Top Chef Canada Finale – The Drinking Game
Important note: We here at Choosy Beggars do not condone binge drinking, unless it’s an emergency, public holiday, particularly awful weekday or average weekend. But there are certain situations in which there is just enough emotion, anticipation and foreboding that there is perhaps no other way to navigate it than aggressive, forceful drinking.
Such is the case for the finale of Top Chef Canada, a show that pulled us in with its optimistic premiere and has compelled us to follow its progress ever since. Its mix of mostly benign, but occasionally maddening, chefs navigating their way through heavily product-placed challenges proved to be more than we can resist — to the point now where we are keenly anticipating the finale tonight, beyond any logical reason.
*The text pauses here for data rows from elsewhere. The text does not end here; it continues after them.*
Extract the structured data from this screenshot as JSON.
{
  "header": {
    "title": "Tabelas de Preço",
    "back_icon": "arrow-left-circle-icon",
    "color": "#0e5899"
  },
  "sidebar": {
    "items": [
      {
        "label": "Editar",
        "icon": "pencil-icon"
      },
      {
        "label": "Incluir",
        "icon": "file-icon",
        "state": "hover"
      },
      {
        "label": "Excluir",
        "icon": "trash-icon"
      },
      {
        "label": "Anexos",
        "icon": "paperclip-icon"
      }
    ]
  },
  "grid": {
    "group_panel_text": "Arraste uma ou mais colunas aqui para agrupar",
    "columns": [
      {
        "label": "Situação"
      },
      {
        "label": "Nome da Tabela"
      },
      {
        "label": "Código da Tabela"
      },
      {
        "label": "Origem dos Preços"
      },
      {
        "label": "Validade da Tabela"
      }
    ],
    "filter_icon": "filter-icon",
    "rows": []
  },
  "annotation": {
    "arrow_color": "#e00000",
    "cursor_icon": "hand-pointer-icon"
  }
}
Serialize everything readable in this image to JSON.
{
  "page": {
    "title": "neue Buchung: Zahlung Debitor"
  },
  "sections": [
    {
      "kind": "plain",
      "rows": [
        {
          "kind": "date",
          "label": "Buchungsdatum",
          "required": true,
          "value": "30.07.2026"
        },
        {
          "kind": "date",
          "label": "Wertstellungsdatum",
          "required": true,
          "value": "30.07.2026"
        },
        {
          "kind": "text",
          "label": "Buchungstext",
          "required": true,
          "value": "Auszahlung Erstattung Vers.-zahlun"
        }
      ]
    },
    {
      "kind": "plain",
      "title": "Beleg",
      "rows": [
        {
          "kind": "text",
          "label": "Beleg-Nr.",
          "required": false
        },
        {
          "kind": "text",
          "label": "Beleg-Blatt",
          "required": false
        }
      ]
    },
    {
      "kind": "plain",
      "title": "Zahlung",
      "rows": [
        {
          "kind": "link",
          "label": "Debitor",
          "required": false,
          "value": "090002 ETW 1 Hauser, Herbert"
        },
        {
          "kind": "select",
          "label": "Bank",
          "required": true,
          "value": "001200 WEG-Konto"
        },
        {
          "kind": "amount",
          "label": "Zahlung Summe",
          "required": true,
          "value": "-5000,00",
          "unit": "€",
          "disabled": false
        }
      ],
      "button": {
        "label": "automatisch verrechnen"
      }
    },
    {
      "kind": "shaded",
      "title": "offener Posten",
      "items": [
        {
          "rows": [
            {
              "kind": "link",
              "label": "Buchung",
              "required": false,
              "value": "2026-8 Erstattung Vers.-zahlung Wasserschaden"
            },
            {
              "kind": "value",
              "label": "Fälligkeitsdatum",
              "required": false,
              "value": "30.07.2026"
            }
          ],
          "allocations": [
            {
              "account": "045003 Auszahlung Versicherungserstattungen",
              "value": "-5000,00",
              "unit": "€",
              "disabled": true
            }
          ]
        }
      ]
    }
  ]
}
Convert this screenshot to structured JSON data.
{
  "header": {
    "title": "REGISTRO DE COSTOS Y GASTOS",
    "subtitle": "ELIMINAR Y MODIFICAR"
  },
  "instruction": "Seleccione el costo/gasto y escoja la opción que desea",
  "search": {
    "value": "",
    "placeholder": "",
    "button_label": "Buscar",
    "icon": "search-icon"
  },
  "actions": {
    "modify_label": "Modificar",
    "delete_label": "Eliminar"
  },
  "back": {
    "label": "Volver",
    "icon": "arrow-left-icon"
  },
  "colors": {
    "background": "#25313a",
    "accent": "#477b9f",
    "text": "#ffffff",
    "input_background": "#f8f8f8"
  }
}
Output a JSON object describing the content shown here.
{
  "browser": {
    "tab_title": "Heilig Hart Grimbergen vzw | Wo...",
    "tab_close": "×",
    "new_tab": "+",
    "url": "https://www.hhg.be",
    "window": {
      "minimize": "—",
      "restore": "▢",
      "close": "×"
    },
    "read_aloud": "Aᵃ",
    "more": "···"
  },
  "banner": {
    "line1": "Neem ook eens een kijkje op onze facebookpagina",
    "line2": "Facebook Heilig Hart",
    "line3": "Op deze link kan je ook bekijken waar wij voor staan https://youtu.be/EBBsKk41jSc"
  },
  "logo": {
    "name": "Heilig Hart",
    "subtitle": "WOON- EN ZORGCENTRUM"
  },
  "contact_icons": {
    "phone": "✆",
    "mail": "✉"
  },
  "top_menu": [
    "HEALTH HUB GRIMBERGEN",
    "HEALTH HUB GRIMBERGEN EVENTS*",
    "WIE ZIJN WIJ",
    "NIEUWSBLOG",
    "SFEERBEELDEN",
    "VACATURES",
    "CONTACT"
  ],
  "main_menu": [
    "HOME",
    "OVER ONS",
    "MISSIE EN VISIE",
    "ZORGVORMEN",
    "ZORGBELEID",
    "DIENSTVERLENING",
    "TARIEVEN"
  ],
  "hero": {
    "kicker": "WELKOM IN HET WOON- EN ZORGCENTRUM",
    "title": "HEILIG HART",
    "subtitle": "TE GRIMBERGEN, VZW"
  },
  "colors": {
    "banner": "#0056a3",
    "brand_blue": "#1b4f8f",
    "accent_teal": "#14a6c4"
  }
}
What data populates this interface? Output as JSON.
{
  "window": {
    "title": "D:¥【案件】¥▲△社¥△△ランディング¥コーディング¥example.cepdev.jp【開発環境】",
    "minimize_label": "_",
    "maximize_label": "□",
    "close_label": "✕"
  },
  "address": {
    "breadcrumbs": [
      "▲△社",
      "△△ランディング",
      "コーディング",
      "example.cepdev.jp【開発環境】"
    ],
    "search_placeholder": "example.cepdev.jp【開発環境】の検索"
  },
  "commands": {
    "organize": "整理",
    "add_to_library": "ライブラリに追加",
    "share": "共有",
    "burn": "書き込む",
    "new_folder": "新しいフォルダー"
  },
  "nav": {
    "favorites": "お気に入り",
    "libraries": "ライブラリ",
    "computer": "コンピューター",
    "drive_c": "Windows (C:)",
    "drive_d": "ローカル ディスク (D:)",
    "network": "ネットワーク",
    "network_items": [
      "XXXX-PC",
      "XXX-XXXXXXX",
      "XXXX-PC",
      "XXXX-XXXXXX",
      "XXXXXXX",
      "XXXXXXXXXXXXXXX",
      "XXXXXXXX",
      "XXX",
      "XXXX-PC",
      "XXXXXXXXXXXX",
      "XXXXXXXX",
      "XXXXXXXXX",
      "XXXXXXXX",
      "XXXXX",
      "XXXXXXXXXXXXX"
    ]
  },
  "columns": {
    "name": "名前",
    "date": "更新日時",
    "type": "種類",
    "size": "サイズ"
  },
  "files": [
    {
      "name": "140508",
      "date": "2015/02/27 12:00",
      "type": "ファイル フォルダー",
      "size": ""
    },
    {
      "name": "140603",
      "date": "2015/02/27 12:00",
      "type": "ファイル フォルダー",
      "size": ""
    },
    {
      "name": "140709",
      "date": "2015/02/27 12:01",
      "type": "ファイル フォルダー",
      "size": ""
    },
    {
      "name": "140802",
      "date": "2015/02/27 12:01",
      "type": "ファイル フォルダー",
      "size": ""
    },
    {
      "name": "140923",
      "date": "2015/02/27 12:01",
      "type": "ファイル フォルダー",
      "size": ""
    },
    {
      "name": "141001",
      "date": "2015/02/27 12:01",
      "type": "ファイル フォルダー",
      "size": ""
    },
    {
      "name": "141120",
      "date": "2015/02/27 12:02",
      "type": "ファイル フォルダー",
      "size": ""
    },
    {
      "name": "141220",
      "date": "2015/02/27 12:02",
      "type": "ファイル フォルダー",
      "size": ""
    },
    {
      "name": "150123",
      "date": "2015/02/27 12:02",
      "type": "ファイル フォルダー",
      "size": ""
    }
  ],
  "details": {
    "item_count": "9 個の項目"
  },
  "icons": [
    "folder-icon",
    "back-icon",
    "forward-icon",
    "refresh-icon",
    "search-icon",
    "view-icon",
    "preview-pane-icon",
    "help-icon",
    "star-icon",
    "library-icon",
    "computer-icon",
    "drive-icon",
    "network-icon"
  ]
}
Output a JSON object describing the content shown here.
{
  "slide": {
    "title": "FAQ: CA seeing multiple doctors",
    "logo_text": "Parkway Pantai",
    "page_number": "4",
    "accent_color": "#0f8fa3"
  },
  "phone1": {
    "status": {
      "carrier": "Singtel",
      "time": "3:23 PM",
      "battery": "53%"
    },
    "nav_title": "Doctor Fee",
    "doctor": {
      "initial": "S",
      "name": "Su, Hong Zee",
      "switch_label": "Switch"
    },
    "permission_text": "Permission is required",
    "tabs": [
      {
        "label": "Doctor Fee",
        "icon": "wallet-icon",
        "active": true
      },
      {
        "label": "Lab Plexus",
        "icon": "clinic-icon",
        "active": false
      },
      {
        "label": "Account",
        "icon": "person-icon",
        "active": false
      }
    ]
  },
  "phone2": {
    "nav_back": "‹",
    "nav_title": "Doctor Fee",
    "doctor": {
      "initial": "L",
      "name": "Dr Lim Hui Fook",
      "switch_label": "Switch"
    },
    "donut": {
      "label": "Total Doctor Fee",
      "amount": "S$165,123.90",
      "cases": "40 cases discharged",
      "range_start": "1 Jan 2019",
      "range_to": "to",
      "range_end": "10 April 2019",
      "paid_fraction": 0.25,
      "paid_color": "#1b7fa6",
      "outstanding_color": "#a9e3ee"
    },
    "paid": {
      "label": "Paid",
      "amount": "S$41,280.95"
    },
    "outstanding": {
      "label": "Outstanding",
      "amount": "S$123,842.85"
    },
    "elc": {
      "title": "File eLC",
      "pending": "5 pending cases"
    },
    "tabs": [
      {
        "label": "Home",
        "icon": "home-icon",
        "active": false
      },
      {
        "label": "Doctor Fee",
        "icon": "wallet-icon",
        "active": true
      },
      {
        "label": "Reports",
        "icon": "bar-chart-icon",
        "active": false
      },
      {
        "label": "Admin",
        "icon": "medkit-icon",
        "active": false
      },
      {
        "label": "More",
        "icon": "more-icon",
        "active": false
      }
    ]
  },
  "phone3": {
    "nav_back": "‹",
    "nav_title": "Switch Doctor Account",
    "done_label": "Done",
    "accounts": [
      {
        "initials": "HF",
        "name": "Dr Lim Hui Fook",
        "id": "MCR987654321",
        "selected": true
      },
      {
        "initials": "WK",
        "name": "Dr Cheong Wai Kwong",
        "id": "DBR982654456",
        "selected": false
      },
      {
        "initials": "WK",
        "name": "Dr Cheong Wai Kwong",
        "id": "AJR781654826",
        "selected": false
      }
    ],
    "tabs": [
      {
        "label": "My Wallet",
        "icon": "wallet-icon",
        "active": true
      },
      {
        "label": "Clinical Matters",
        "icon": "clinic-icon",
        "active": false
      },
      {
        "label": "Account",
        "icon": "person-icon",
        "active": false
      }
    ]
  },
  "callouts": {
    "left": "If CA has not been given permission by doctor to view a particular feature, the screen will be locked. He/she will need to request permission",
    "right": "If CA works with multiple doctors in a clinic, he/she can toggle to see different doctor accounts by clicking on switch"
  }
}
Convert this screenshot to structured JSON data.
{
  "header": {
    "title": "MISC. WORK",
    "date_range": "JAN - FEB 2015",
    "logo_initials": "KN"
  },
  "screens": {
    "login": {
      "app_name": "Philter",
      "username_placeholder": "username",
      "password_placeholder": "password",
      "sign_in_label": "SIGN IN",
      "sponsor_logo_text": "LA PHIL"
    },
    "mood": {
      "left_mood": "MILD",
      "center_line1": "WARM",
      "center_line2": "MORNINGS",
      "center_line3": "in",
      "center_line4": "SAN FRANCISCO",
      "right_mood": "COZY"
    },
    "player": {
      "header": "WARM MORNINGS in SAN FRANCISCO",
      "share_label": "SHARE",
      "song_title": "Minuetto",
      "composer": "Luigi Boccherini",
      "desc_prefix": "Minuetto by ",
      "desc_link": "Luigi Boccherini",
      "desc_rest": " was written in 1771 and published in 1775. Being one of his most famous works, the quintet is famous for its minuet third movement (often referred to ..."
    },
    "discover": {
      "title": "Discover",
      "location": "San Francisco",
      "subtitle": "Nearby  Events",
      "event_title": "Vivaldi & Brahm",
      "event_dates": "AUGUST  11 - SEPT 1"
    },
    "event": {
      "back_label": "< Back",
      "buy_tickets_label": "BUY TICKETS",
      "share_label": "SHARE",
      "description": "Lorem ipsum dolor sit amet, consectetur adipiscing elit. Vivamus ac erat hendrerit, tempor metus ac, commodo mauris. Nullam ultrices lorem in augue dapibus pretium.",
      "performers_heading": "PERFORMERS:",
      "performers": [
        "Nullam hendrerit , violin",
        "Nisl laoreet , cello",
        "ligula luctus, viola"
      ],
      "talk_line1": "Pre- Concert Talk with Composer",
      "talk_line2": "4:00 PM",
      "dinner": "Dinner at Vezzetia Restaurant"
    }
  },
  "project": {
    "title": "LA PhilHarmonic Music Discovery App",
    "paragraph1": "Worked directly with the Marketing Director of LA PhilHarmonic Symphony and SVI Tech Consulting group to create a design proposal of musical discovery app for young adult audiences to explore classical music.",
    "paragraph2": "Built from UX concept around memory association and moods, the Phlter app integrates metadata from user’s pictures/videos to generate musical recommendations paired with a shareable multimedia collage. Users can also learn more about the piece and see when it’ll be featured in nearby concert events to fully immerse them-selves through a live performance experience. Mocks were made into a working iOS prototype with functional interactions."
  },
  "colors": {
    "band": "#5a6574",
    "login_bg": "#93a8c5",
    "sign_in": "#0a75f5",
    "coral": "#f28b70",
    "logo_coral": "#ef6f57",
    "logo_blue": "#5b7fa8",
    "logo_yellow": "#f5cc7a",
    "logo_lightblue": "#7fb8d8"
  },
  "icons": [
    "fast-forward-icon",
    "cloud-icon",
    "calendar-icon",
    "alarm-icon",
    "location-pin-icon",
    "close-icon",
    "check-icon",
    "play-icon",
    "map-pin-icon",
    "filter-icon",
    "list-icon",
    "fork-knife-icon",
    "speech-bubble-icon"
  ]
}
With so much at stake, the only practical recourse is to channel our
alcohol consumption feelings management through some careful guidelines, designed both to focus our activities and celebrate all that we have come to lovingly hate about the show.
It’s on at 9PM tonight, on Food Network Canada — why not join us? Follow on with the rules below!
Take one drink when…
- You see the interior of a Loblaws
- Rob finds an unkind thing to say about his competitors in the confessional
- A contestant is forced to utter the phrase, “GE Monogram Kitchen™”
- Thea Andrews throws out a bafflingly neutral comment that was likely written for her by a producer
- Shereen Arazm describes something in terms of its “yumminess.”
Take three drinks when…
- A scene is shot in yet another one of Mark McEwan’s restaurants
- We see a shot of Connie wearing her sports bra, to add in some — sigh — sex appeal.
- We see a gratuitous shot of Dale’s son helping him out in the kitchen
- Connie makes sausages. Again.
Chug your drink when…
- At the very moment you realize the celebrity judge’s advice to the chefs has nothing to do with how they ultimately make their decision
- Connie cries. Because she is going to when she gets cut, and we might too.
Finish the entire bottle when…
- Rob wins, because God damn it. Friggin’ Rob. You probably won’t want to live past that point anyway.
Lightning Round (i.e. you don’t have to work tomorrow)
- Take one shot for every product placement or endorsement, but try not to die.